MI: Is there anything to fear about the genomics revolution as it relates to mental illness?

KJ: There’s always a fear of the unknown, which can be a legitimate fear. We don’t know, for example, what premium society is going to put on the cost of disease. Psychiatric diseases are notoriously costly, in economic terms. This was an argument that Hitler used, and the very first people to be killed under Hitler were the mentally ill. He had is own doctors kill the mentally ill because they were costly, and he had economic posters up on the walls of the asylums to support his argument. Now, this is not to suggest that that is ever going to happen again, but there are more subtle notions of it. In China, there is forced sterilization if you have a hereditary psychosis. What are the hereditary psychoses? Schizophrenia and manic depression. Does this seem to bother very many people? It doesn’t seem to. But that’s the most populous country in the world! You’re talking about a minority, but this is a huge social experiment.

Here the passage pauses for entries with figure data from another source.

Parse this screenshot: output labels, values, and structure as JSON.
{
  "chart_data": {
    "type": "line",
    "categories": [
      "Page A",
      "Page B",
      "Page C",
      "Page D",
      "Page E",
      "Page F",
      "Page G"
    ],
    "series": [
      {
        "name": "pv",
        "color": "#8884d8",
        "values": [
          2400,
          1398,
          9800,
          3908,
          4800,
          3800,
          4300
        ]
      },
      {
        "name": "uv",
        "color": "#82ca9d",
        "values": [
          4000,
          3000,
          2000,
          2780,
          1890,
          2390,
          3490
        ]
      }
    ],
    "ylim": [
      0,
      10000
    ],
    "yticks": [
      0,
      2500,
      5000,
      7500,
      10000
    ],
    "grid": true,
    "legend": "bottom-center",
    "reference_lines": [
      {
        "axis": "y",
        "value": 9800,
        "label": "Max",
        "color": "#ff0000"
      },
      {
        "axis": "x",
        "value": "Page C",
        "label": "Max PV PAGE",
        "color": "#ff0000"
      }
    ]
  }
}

We did a study that asked patients and their spouses whether they would, in order to get rid of the genes for manic depression, abort a fetus. And the answer is always overwhelmingly no, by both spouses and patients. But the response changes if you ask about the more severe forms of mental illness. So, who knows? I have a lot of concerns about these issues. I have moral concerns about being able to intervene in people’s moods, which is an obvious direction to apply genetic knowledge. I mean, if you could make everyone exuberant, or hypomanic, what would be the consequences? The potential for addiction would be huge. The potential for abuse would be huge. The potential for being damaging to society would be huge. Fortunately, I basically have faith that there are enough rebellious people around who are not going to want to get rid of these genes, because they don’t want to get rid of themselves—and that people will end up on the side of diversity. I hope so.